Digging In

I keep thinking that the odd feeling will pass, that some day I'll feel normal again, but it hasn't happened yet.

I've been cleaning all day and not really thinking too terribly hard about anything. It's nice to get a break sometimes (my brain doesn't usually willingly shut down until my body is too tired to support it -- not to say I'm always having worthwhile, world-changing thoughts so much as there's always something to think about), but inevitably things catch up and I find myself overwhelmed.

This evening, I stepped out onto my (recently redone) front porch and I was suddenly struck by the oddity of where I am.

Wausau's a different place. I grew up in the Midwest, and by definition most of the Midwest is ... familiar. There's not a whole lot of variation from place to place.
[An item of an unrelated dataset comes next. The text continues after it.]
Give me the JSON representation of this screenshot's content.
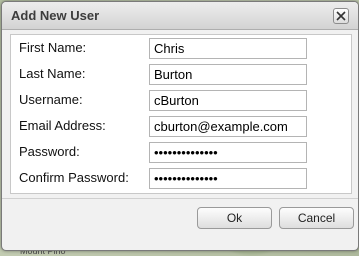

Perhaps Wausau isn't much different, but it doesn't always feel that way.

I think I can understand better now than ever before what it was like for someone to move to Lennox from "out of town." I was a transplant myself, but not from very far away. Most of my life stayed very much the same. For those coming from outside, though, Lennox would have seemed like alien territory.

Here, I am the outsider. I showed up alone, my nearest friend three hours away. I don't know the area geography. I don't know the families that are In Charge. I don't have the same attitude or sense of humor as those who have spent their whole lives here. And dangnabbit, I can't seem to catch on to things that are purely Wisconsin.
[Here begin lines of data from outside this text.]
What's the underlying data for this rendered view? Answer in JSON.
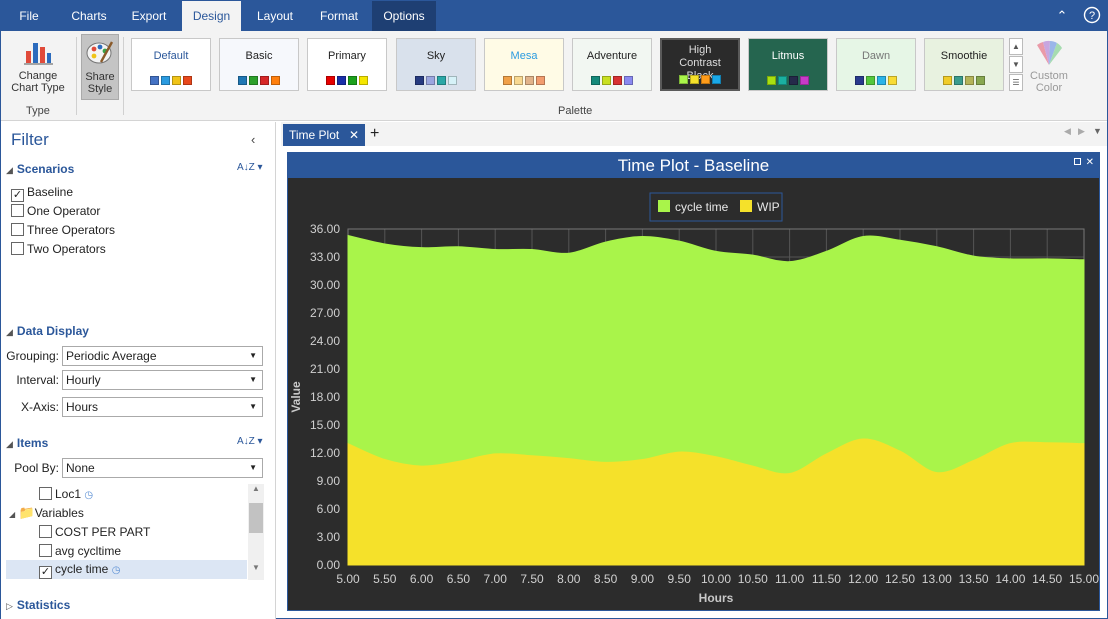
{
  "menubar": {
    "tabs": [
      "File",
      "Charts",
      "Export",
      "Design",
      "Layout",
      "Format",
      "Options"
    ],
    "active": "Design"
  },
  "ribbon": {
    "change_chart_type": "Change\nChart Type",
    "type_group": "Type",
    "share_style": "Share\nStyle",
    "palette_group": "Palette",
    "custom_color": "Custom\nColor",
    "palettes": [
      {
        "name": "Default",
        "bg": "#ffffff",
        "fg": "#2b579a",
        "colors": [
          "#4472c4",
          "#2b9be0",
          "#f0c418",
          "#e8481c"
        ]
      },
      {
        "name": "Basic",
        "bg": "#f6f8fc",
        "fg": "#222",
        "colors": [
          "#1f77b4",
          "#2ca02c",
          "#d62728",
          "#ff7f0e"
        ]
      },
      {
        "name": "Primary",
        "bg": "#ffffff",
        "fg": "#222",
        "colors": [
          "#e60000",
          "#1a2fa8",
          "#1ca11c",
          "#f5e600"
        ]
      },
      {
        "name": "Sky",
        "bg": "#d9e1ec",
        "fg": "#222",
        "colors": [
          "#263a80",
          "#9ba6e0",
          "#2aa7a7",
          "#d6f2f8"
        ]
      },
      {
        "name": "Mesa",
        "bg": "#fffbe6",
        "fg": "#2b9be0",
        "colors": [
          "#f0a048",
          "#f8d890",
          "#e1b38a",
          "#f29c6e"
        ]
      },
      {
        "name": "Adventure",
        "bg": "#f2f7f2",
        "fg": "#222",
        "colors": [
          "#148a7a",
          "#c8e020",
          "#d73232",
          "#8a8af0"
        ]
      },
      {
        "name": "High Contrast Black",
        "bg": "#2b2b2b",
        "fg": "#dddddd",
        "colors": [
          "#a9f44a",
          "#f5e12a",
          "#ff9c1a",
          "#1aa8e8"
        ]
      },
      {
        "name": "Litmus",
        "bg": "#25654f",
        "fg": "#ffffff",
        "colors": [
          "#a8e010",
          "#1ab0a0",
          "#252a4a",
          "#c83ac8"
        ]
      },
      {
        "name": "Dawn",
        "bg": "#e6f6e6",
        "fg": "#777",
        "colors": [
          "#283a8c",
          "#54c83c",
          "#2ab4e8",
          "#f8dc34"
        ]
      },
      {
        "name": "Smoothie",
        "bg": "#e8f2e0",
        "fg": "#222",
        "colors": [
          "#f0cc28",
          "#3a9c8c",
          "#b4b458",
          "#88a850"
        ]
      }
    ]
  },
  "filter": {
    "title": "Filter",
    "scenarios_title": "Scenarios",
    "scenarios": [
      {
        "label": "Baseline",
        "checked": true
      },
      {
        "label": "One Operator",
        "checked": false
      },
      {
        "label": "Three Operators",
        "checked": false
      },
      {
        "label": "Two Operators",
        "checked": false
      }
    ],
    "data_display_title": "Data Display",
    "grouping_label": "Grouping:",
    "grouping_value": "Periodic Average",
    "interval_label": "Interval:",
    "interval_value": "Hourly",
    "xaxis_label": "X-Axis:",
    "xaxis_value": "Hours",
    "items_title": "Items",
    "pool_label": "Pool By:",
    "pool_value": "None",
    "tree": [
      {
        "label": "Loc1",
        "checked": false,
        "clock": true
      },
      {
        "label": "Variables",
        "folder": true
      },
      {
        "label": "COST PER PART",
        "checked": false
      },
      {
        "label": "avg cycltime",
        "checked": false
      },
      {
        "label": "cycle time",
        "checked": true,
        "clock": true
      }
    ],
    "statistics_title": "Statistics"
  },
  "doc_tab": "Time Plot",
  "chart_data": {
    "type": "area",
    "title": "Time Plot - Baseline",
    "xlabel": "Hours",
    "ylabel": "Value",
    "xlim": [
      5,
      15
    ],
    "ylim": [
      0,
      36
    ],
    "x_ticks": [
      "5.00",
      "5.50",
      "6.00",
      "6.50",
      "7.00",
      "7.50",
      "8.00",
      "8.50",
      "9.00",
      "9.50",
      "10.00",
      "10.50",
      "11.00",
      "11.50",
      "12.00",
      "12.50",
      "13.00",
      "13.50",
      "14.00",
      "14.50",
      "15.00"
    ],
    "y_ticks": [
      "0.00",
      "3.00",
      "6.00",
      "9.00",
      "12.00",
      "15.00",
      "18.00",
      "21.00",
      "24.00",
      "27.00",
      "30.00",
      "33.00",
      "36.00"
    ],
    "legend_position": "top-center",
    "grid": true,
    "x": [
      5,
      5.5,
      6,
      6.5,
      7,
      7.5,
      8,
      8.5,
      9,
      9.5,
      10,
      10.5,
      11,
      11.5,
      12,
      12.5,
      13,
      13.5,
      14,
      14.5,
      15
    ],
    "series": [
      {
        "name": "cycle time",
        "color": "#a9f44a",
        "values": [
          35.3,
          34.4,
          34.0,
          34.1,
          33.8,
          33.8,
          33.4,
          34.6,
          35.2,
          34.7,
          33.6,
          33.2,
          32.5,
          33.6,
          35.2,
          34.8,
          34.1,
          33.1,
          32.8,
          32.8,
          32.7
        ]
      },
      {
        "name": "WIP",
        "color": "#f5e12a",
        "values": [
          13.0,
          11.3,
          10.6,
          11.1,
          11.9,
          11.7,
          11.4,
          11.0,
          11.3,
          12.1,
          11.6,
          10.6,
          9.8,
          11.9,
          13.5,
          12.2,
          9.9,
          11.2,
          13.0,
          13.1,
          13.0
        ]
      }
    ]
  }
}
But I realized, as I stood there looking at my freshly mowed yard, thinking about the work that I still had to get done and the fact that Saturday and May were very nearly over, that I have started carving out a life, my own life, here.

It's a good life, too. I have a great job, an awesome place to live, and some interesting and fun people with whom to hang out. And I must say, I'm getting pretty good at this self-sufficiency thing.

In college, the rules were different. There were always people, always other opinions and hands to jump in when necessary. Now I have people I can ask if I need anything -- but since they're not right there, I'd much rather try to figure it out myself first. Things I've done this weekend -- fixing my bike, winning a battle with the *&^%ing lawn mower -- and things I've done over the last year, most of which would not have occurred to me before. I have gotten particularly good at keeping myself occupied in the in-between hours, filling them with books, parks, cafes, and fun new routes around this neighborhood. I suspect that I am still a mystery to some, particularly the couple next door that always give me odd looks when I go walking alone, but for the most part the places I frequent have accepted me, whether or not they "get" me.

What I realized most, though, is that I can understand the eternal bachelors (and bachelorettes) out there. The thing is ... Well, the thing is that I have a full life, packed to the brim, and I can't imagine fitting someone else into it right now. Not to say I couldn't -- I've thought that before but given the opportunity, poof, there was space -- but I can't picture it. It's not that I'm lazy or stuck in my ways, but it is that I have found things that make me happy and I'm quite content to keep them in my life. Just as married couples eventually can't imagine their lives without each other, single people reach a point where they can't imagine their lives with someone else.

[This post might be making my mother very uncomfortable. Sorry, Mom.]

That's the way we humans operate, isn't it? We find what we like and we surround ourselves with it. Things, places, people ... My apartment is filled with books, maps, and wine bottles. Whenever it's clean enough, I have people over for dinner. Why? Because I like reading, traveling, wine, and cooking for friends. These things are what make me happy, so I do my best to keep them in my life.

When I am doing this well, my life is full and busy. When I am not ... Well, that's when I start wishing for something more to fill the gaps.

I am not just single. I am gap-free. That makes me happy.

Comments

Anonymous said…
This is the natural reaction of a single person who is afraid they got a little too sappy last time...
lol Hubba
Ashley said…
Pssht, sappy? Me?

Well, maybe. But the sappiness isn't over yet. Gotta pace myself or people will think I'm slipping.